Unemployed dating - internet dating sites software
This is a significantly lower number than those who are deterred by my total disregard for social norms.In the right context it can be seen as statistically insignificant.
My deeply cynical core violently rejects the idea that any algorithm can know me or form accurate inferences about who I am, but I focus my mind for a moment on the incredible accuracy with which Google seems to “know” what I want (even when I don’t! Anyway, it’s not a dating site unless you tell at least one white lie!(I have formulated plans for a small coffee and smoothie business and am weighing up investment opportunities for my dwindling savings so it’s not a complete fabrication.)The ‘U-word’ weighs heavy on my mind, years of media-led social conditioning have left me unable to hear the word “Unemployed” in a positive light, despite knowing that all it means is that I am not currently contributing to a social state that does not serve my interests.It occurs to me that the society in which we live places so much value on the amount of money that we earn, it forgets entirely the absolute banality of how that money is earned.The mundane daily drudgery that we ordinarily pull ourselves through just to subsist is glorified as long as the financial rewards are high enough.The fact that I have chosen to depart from this game entirely and am seeking my own path should, at least in my less-than-humble opinion, be revered as brave.I reveal that I live in a log cabin and redact the part about not having hot water, a shower or a flushing toilet (compost is the way to go guys, seriously, the environment doesn’t like you purifying 15 liters of water per day to a drinkable standard for the sole purpose of throwing it down a sewer) and mention the Shetland ponies that graze the paddock in which my cabin is situated because who doesn’t love ponies?!
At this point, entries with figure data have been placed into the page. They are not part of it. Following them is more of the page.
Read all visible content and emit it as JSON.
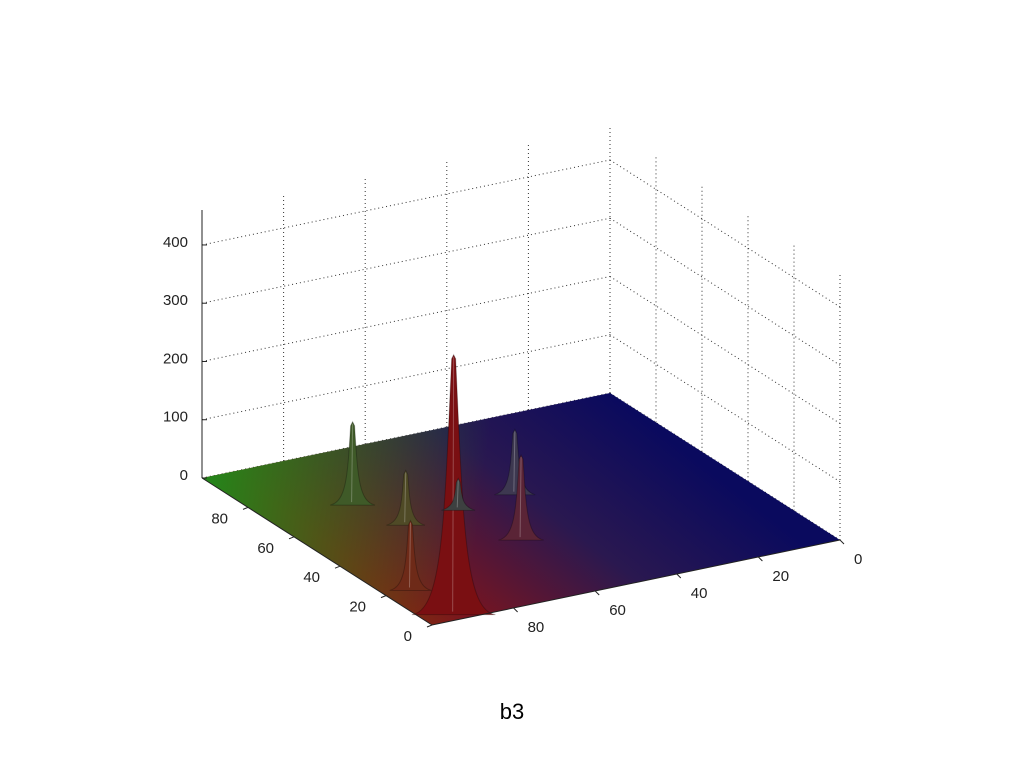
{
  "chart_data": {
    "type": "surface3d",
    "xlim": [
      0,
      100
    ],
    "ylim": [
      0,
      100
    ],
    "zlim": [
      0,
      460
    ],
    "xticks": [
      0,
      20,
      40,
      60,
      80
    ],
    "yticks": [
      0,
      20,
      40,
      60,
      80
    ],
    "zticks": [
      0,
      100,
      200,
      300,
      400
    ],
    "grid": true,
    "peaks": [
      {
        "x": 93,
        "y": 3,
        "z": 446,
        "color": "#7a0f12"
      },
      {
        "x": 80,
        "y": 70,
        "z": 143,
        "color": "#3f5a28"
      },
      {
        "x": 76,
        "y": 54,
        "z": 94,
        "color": "#4f4a26"
      },
      {
        "x": 94,
        "y": 20,
        "z": 120,
        "color": "#6e2a18"
      },
      {
        "x": 47,
        "y": 58,
        "z": 112,
        "color": "#3d3850"
      },
      {
        "x": 59,
        "y": 34,
        "z": 146,
        "color": "#5a2436"
      },
      {
        "x": 62,
        "y": 56,
        "z": 55,
        "color": "#3d4040"
      }
    ]
  },
  "caption": "b3"
}
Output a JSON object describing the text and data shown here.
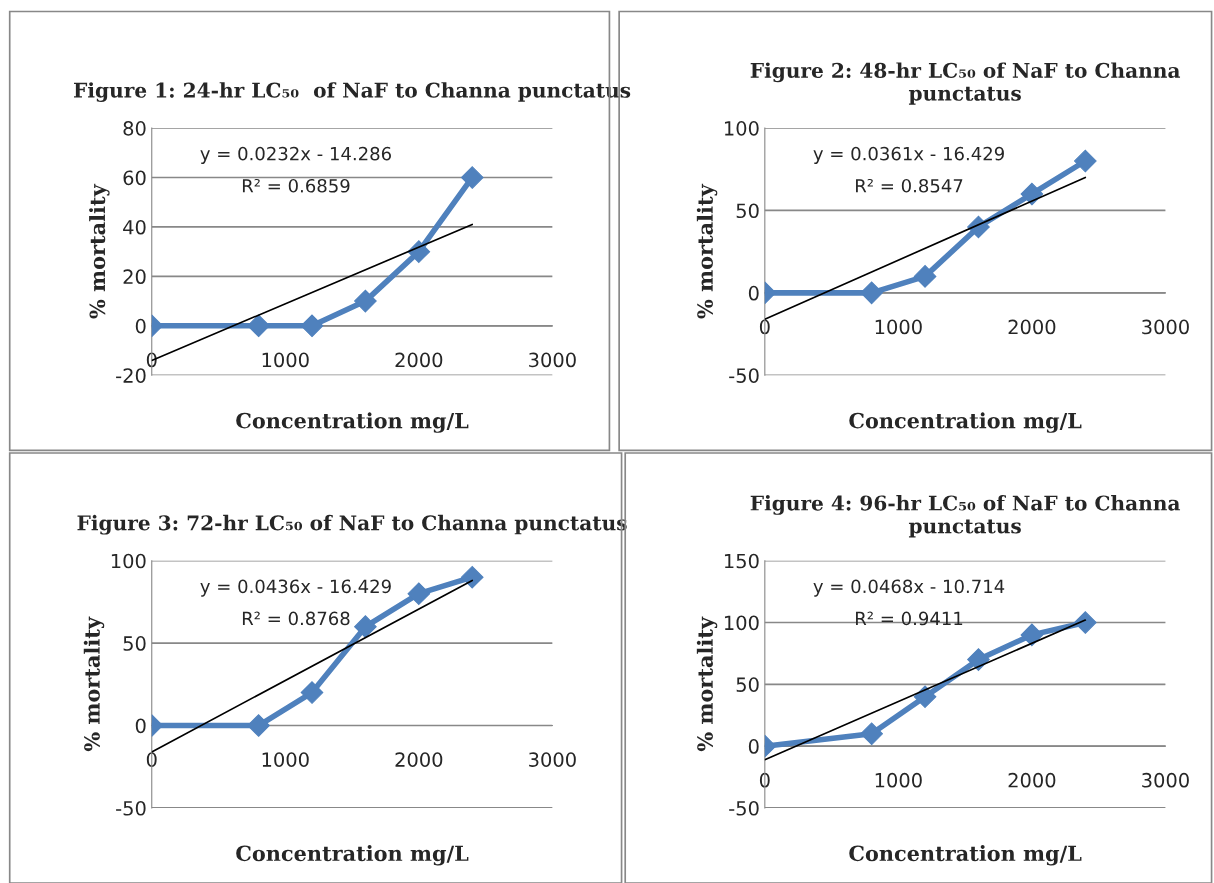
{
  "chart_data": [
    {
      "type": "line",
      "title": "Figure 1: 24-hr LC₅₀  of NaF to Channa punctatus",
      "xlabel": "Concentration mg/L",
      "ylabel": "% mortality",
      "xlim": [
        0,
        3000
      ],
      "xticks": [
        0,
        1000,
        2000,
        3000
      ],
      "ylim": [
        -20,
        80
      ],
      "yticks": [
        -20,
        0,
        20,
        40,
        60,
        80
      ],
      "grid": "y",
      "legend": false,
      "marker": "diamond",
      "series": [
        {
          "color": "#4f81bd",
          "x": [
            0,
            800,
            1200,
            1600,
            2000,
            2400
          ],
          "values": [
            0,
            0,
            0,
            10,
            30,
            60
          ]
        },
        {
          "type": "line",
          "color": "#000000",
          "marker": "none",
          "x": [
            0,
            2400
          ],
          "values": [
            -14,
            41
          ]
        }
      ],
      "annotations": [
        "y = 0.0232x - 14.286",
        "R² = 0.6859"
      ]
    },
    {
      "type": "line",
      "title": "Figure 2: 48-hr LC₅₀ of NaF to Channa punctatus",
      "xlabel": "Concentration mg/L",
      "ylabel": "% mortality",
      "xlim": [
        0,
        3000
      ],
      "xticks": [
        0,
        1000,
        2000,
        3000
      ],
      "ylim": [
        -50,
        100
      ],
      "yticks": [
        -50,
        0,
        50,
        100
      ],
      "grid": "y",
      "legend": false,
      "marker": "diamond",
      "series": [
        {
          "color": "#4f81bd",
          "x": [
            0,
            800,
            1200,
            1600,
            2000,
            2400
          ],
          "values": [
            0,
            0,
            10,
            40,
            60,
            80
          ]
        },
        {
          "type": "line",
          "color": "#000000",
          "marker": "none",
          "x": [
            0,
            2400
          ],
          "values": [
            -16,
            70
          ]
        }
      ],
      "annotations": [
        "y = 0.0361x - 16.429",
        "R² = 0.8547"
      ]
    },
    {
      "type": "line",
      "title": "Figure 3: 72-hr LC₅₀ of NaF to Channa punctatus",
      "xlabel": "Concentration mg/L",
      "ylabel": "% mortality",
      "xlim": [
        0,
        3000
      ],
      "xticks": [
        0,
        1000,
        2000,
        3000
      ],
      "ylim": [
        -50,
        100
      ],
      "yticks": [
        -50,
        0,
        50,
        100
      ],
      "grid": "y",
      "legend": false,
      "marker": "diamond",
      "series": [
        {
          "color": "#4f81bd",
          "x": [
            0,
            800,
            1200,
            1600,
            2000,
            2400
          ],
          "values": [
            0,
            0,
            20,
            60,
            80,
            90
          ]
        },
        {
          "type": "line",
          "color": "#000000",
          "marker": "none",
          "x": [
            0,
            2400
          ],
          "values": [
            -16,
            88
          ]
        }
      ],
      "annotations": [
        "y = 0.0436x - 16.429",
        "R² = 0.8768"
      ]
    },
    {
      "type": "line",
      "title": "Figure 4: 96-hr LC₅₀ of NaF to Channa punctatus",
      "xlabel": "Concentration mg/L",
      "ylabel": "% mortality",
      "xlim": [
        0,
        3000
      ],
      "xticks": [
        0,
        1000,
        2000,
        3000
      ],
      "ylim": [
        -50,
        150
      ],
      "yticks": [
        -50,
        0,
        50,
        100,
        150
      ],
      "grid": "y",
      "legend": false,
      "marker": "diamond",
      "series": [
        {
          "color": "#4f81bd",
          "x": [
            0,
            800,
            1200,
            1600,
            2000,
            2400
          ],
          "values": [
            0,
            10,
            40,
            70,
            90,
            100
          ]
        },
        {
          "type": "line",
          "color": "#000000",
          "marker": "none",
          "x": [
            0,
            2400
          ],
          "values": [
            -11,
            102
          ]
        }
      ],
      "annotations": [
        "y = 0.0468x - 10.714",
        "R² = 0.9411"
      ]
    }
  ]
}
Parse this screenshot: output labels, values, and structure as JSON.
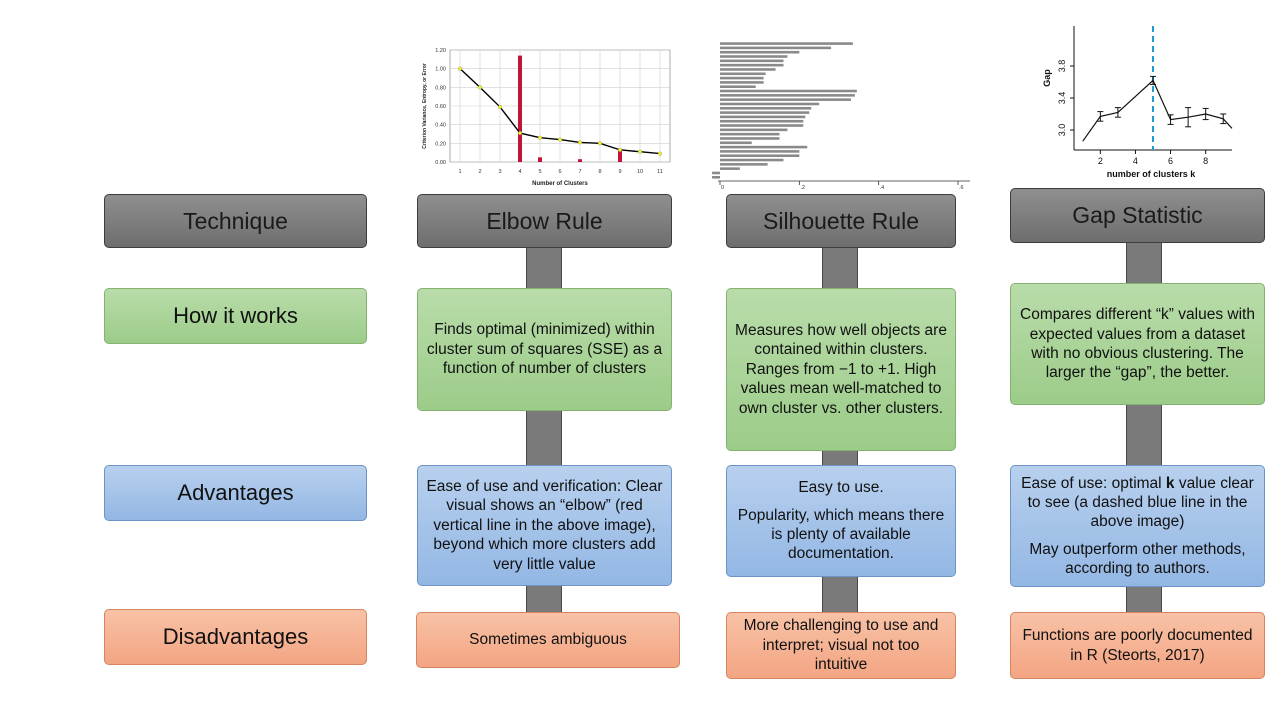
{
  "headers": {
    "technique": "Technique",
    "elbow": "Elbow Rule",
    "silhouette": "Silhouette Rule",
    "gap": "Gap Statistic"
  },
  "rows": {
    "how": "How it works",
    "advantages": "Advantages",
    "disadvantages": "Disadvantages"
  },
  "elbow": {
    "how": "Finds optimal (minimized) within cluster sum of squares (SSE) as a function of number of clusters",
    "advantages": "Ease of use and verification: Clear visual shows an “elbow” (red vertical line in the above image), beyond which more clusters add very little value",
    "disadvantages": "Sometimes ambiguous"
  },
  "silhouette": {
    "how": "Measures how well objects are contained within clusters. Ranges from −1 to +1. High values mean well-matched to own cluster vs. other clusters.",
    "advantages_1": "Easy to use.",
    "advantages_2": "Popularity, which means there is plenty of available documentation.",
    "disadvantages": "More challenging to use and interpret; visual not too intuitive"
  },
  "gap": {
    "how": "Compares different “k” values with expected values from a dataset with no obvious clustering. The larger the “gap”, the better.",
    "advantages_1_pre": "Ease of use: optimal ",
    "advantages_1_bold": "k",
    "advantages_1_post": " value clear to see (a dashed blue line in the above image)",
    "advantages_2": "May outperform other methods, according to authors.",
    "disadvantages": "Functions are poorly documented in R (Steorts, 2017)"
  },
  "colors": {
    "header": "#7f7f7f",
    "how": "#a9d18e",
    "advantages": "#a4c2e8",
    "disadvantages": "#f4b183",
    "elbow_bar": "#c0143c",
    "gap_line": "#1f9bd7"
  },
  "chart_data": [
    {
      "type": "line",
      "ylabel": "Criterion Variance, Entropy, or Error",
      "xlabel": "Number of Clusters",
      "x": [
        1,
        2,
        3,
        4,
        5,
        6,
        7,
        8,
        9,
        10,
        11
      ],
      "x_ticks": [
        "1",
        "2",
        "3",
        "4",
        "5",
        "6",
        "7",
        "8",
        "9",
        "10",
        "11"
      ],
      "y_ticks": [
        "0.00",
        "0.20",
        "0.40",
        "0.60",
        "0.80",
        "1.00",
        "1.20"
      ],
      "ylim": [
        0,
        1.2
      ],
      "series": [
        {
          "values": [
            1.0,
            0.8,
            0.59,
            0.31,
            0.26,
            0.24,
            0.21,
            0.2,
            0.13,
            0.11,
            0.09
          ]
        }
      ],
      "bars": {
        "x": [
          4,
          5,
          7,
          9
        ],
        "values": [
          1.14,
          0.05,
          0.03,
          0.14
        ]
      },
      "grid": true
    },
    {
      "type": "bar",
      "orientation": "horizontal",
      "x_ticks": [
        "0",
        ".2",
        ".4",
        ".6"
      ],
      "xlim": [
        0,
        0.6
      ],
      "values": [
        0.335,
        0.28,
        0.2,
        0.17,
        0.16,
        0.16,
        0.14,
        0.115,
        0.11,
        0.11,
        0.09,
        0.345,
        0.34,
        0.33,
        0.25,
        0.23,
        0.225,
        0.215,
        0.21,
        0.21,
        0.17,
        0.15,
        0.15,
        0.08,
        0.22,
        0.2,
        0.2,
        0.16,
        0.12,
        0.05,
        -0.02,
        -0.02
      ]
    },
    {
      "type": "line",
      "ylabel": "Gap",
      "xlabel": "number of clusters k",
      "x_ticks": [
        "2",
        "4",
        "6",
        "8"
      ],
      "y_ticks": [
        "3.0",
        "3.4",
        "3.8"
      ],
      "xlim": [
        0.5,
        9.5
      ],
      "ylim": [
        2.75,
        4.3
      ],
      "x": [
        1,
        2,
        3,
        4,
        5,
        6,
        7,
        8,
        9,
        9.5
      ],
      "series": [
        {
          "values": [
            2.86,
            3.17,
            3.22,
            3.42,
            3.62,
            3.13,
            3.16,
            3.2,
            3.14,
            3.02
          ],
          "errors": [
            0,
            0.06,
            0.06,
            0,
            0.05,
            0.06,
            0.12,
            0.07,
            0.06,
            0
          ]
        }
      ],
      "vline_x": 5
    }
  ]
}
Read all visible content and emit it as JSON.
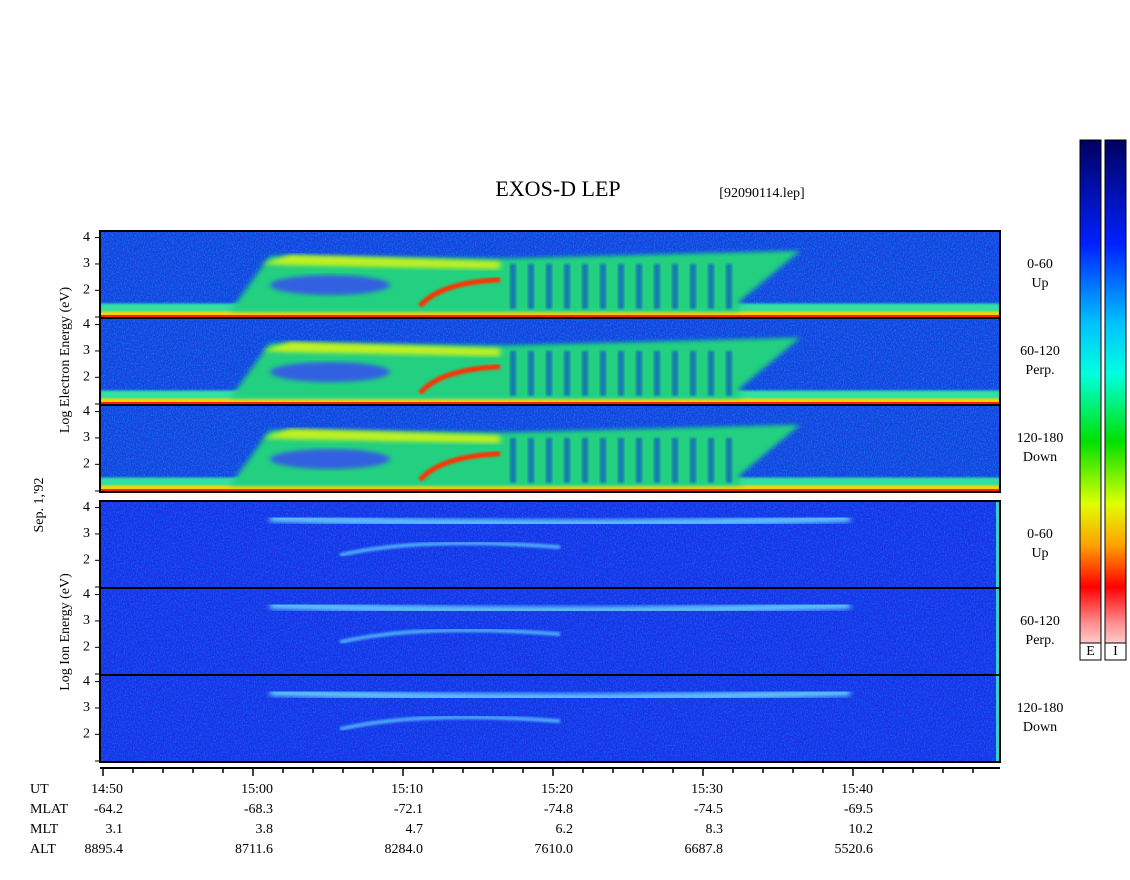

◊♦◊I make an all-too-accurate quip that likens the whole process to that of a job application.Like logos for Coca-Cola, Fritos and Entenmann's, Iris' name assures me that what's inside...is so yummy.” —Alec Baldwin* *Alec Baldwin was paid for this endorsement.A clever, insightful glimpse into the often absurd existence of an intellectual young woman who makes the idea of floundering in life into a laudable art form.” —Shelf Awareness “You have never heard anything so funny in your entire life.You just laugh at the first sentence.” —Linda Rodin, Elle (Australia) “Iris Smyles has reinvented Sally Bowles and Holly Golightly for the 21st century.” —Edmund White, author of City Boy and Marcel Proust: A Life “There are two kinds of people in this world, those without peanut allergies and those who cannot tolerate peanuts or any food produced or packaged in a facility that processes peanuts.I now see that the boundaries we set when deciding to let someone in or shut them out are really a function of our own limitations.